Beim Goldsteiglauf hat man 8 Tage Zeit bis maximal 661 Km zu laufen oder halt so weit die Füße tragen. Meine Füße haben es bis Passau und damit tolle 425 Km in 6 Tagen geschafft und dann waren die Blasen und eine trocken gelaufene Hebersehne die schmerzvolle Grenze. Mit der trockenen Sehne noch 240 Km zu laufen, war mir zu gefährlich und die Schmerzen sind bei dieser Verletzung auch sehr hoch. 2010 hatte ich bereits bei einer mehrtägigen Alpenquerung diese Verletzung und kenne daher ihren Verlauf.
Zum Lauf:
Freitag 23.9.16 war um 12 Uhr der Start in Marktredwitz im Bay. Wald und ich freute mich endlich mal wieder im Trailbereich einen Lauf mit vielen Höhenmetern zu absolvieren. Leider waren zu diesem sicher extremen Lauf nur 19 Starter an der Startlinie. Wie immer läuft man zunächst einmal zu schnell an, aber das lässt sich bei so einem langen Lauf gut kompensieren, wenn man mal eine Pause macht oder ein längeres Stück langsamer läuft. Mein Ziel war es bis Montagabend ohne Schlaf durchzulaufen, da dann Gerrit und Inge mit einem Womo zur Begleitung dazu kommen sollten. 3,5 Tage ohne Schlaf und dabei immer laufen, ist natürlich eine starke Herausforderung, aber es bleibt die Möglichkeit, dass ich mich mit meinem Biwak-Sack einfach in den Wald lege und ein wenig schlafe...........

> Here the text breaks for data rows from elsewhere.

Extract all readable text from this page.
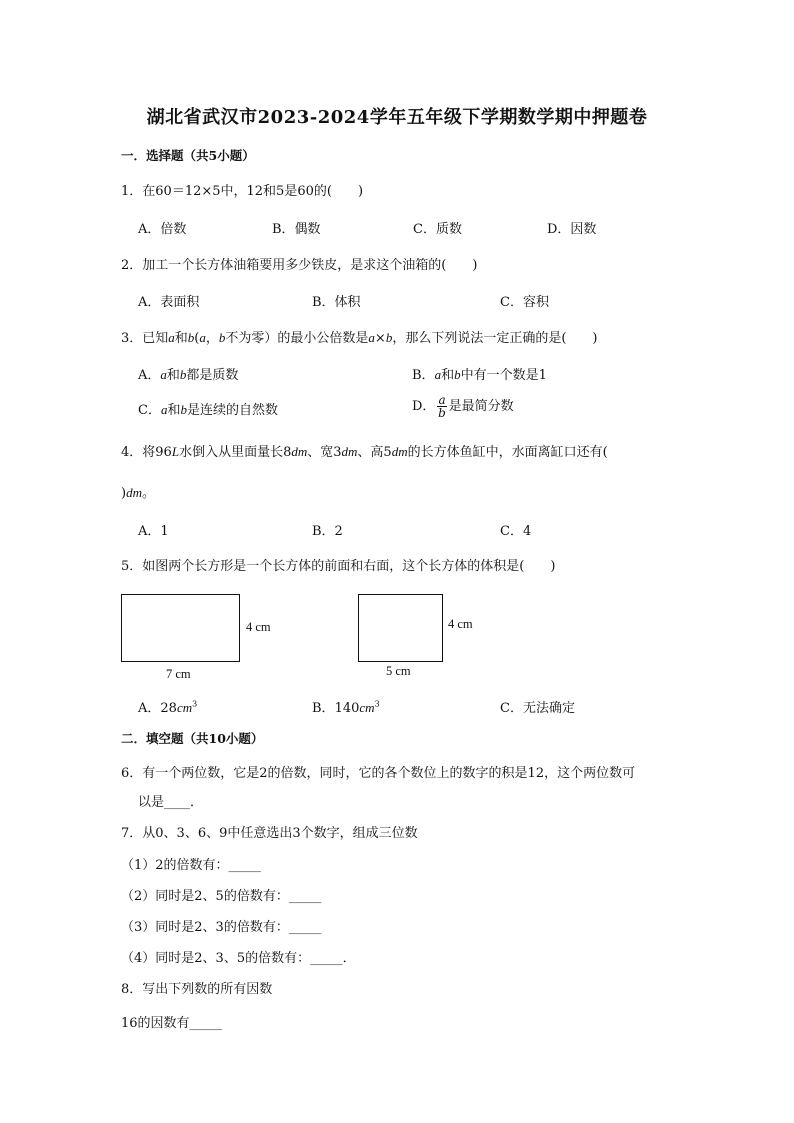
湖北省武汉市2023-2024学年五年级下学期数学期中押题卷
一．选择题（共5小题）
1．在60＝12×5中，12和5是60的(　　)
A．倍数	B．偶数	C．质数	D．因数
2．加工一个长方体油箱要用多少铁皮，是求这个油箱的(　　)
A．表面积	B．体积	C．容积
3．已知a和b(a，b不为零）的最小公倍数是a×b，那么下列说法一定正确的是(　　)
A．a和b都是质数	B．a和b中有一个数是1
C．a和b是连续的自然数	D． $\frac{a}{b}$ 是最简分数
4．将96L水倒入从里面量长8dm、宽3dm、高5dm的长方体鱼缸中，水面离缸口还有(
)dm。
A．1	B．2	C．4
5．如图两个长方形是一个长方体的前面和右面，这个长方体的体积是(　　)
4 cm
7 cm
4 cm
5 cm
A．$28cm^3$	B．$140cm^3$	C．无法确定
二．填空题（共10小题）
6．有一个两位数，它是2的倍数，同时，它的各个数位上的数字的积是12，这个两位数可
以是____．
7．从0、3、6、9中任意选出3个数字，组成三位数
（1）2的倍数有：_____
（2）同时是2、5的倍数有：_____
（3）同时是2、3的倍数有：_____
（4）同时是2、3、5的倍数有：_____．
8．写出下列数的所有因数
16的因数有_____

Die erste Nacht kam und es war toll so in der Dunkelheit durch die Wälder und ihren Bergen zu laufen. Ein Sternenhimmel, wie man ihn zuhause nicht sieht, da hier das Umgebungslicht fehlt und man alle Sterne und die Milchstraße viel deutlicher sieht. Die Lichtverschmutzung fehlt einfach und davon sollte ich noch einige Nächte vor mir haben. Der Samstag war wie jeder Tag sommerlich und mittags waren hohe Temperaturen, aber da wir fast nur durch Wälder liefen, hatten wir viel Schatten und die Temperaturen waren angenehm. Die Strecke wurde mit jedem KM schwieriger und die Anstiege steiler. Viele Passagen waren durch Geröll, Wurzeln oder steile Berg-Ab-Passagen nur schwer zu laufen, so das man nicht wirklich das Tempo erreichte, was möglich gewesen wäre. Die meiste Zeit habe ich an allen 6 Tagen kaum einen Menschen gesehen, da auch andere Wanderer selten waren.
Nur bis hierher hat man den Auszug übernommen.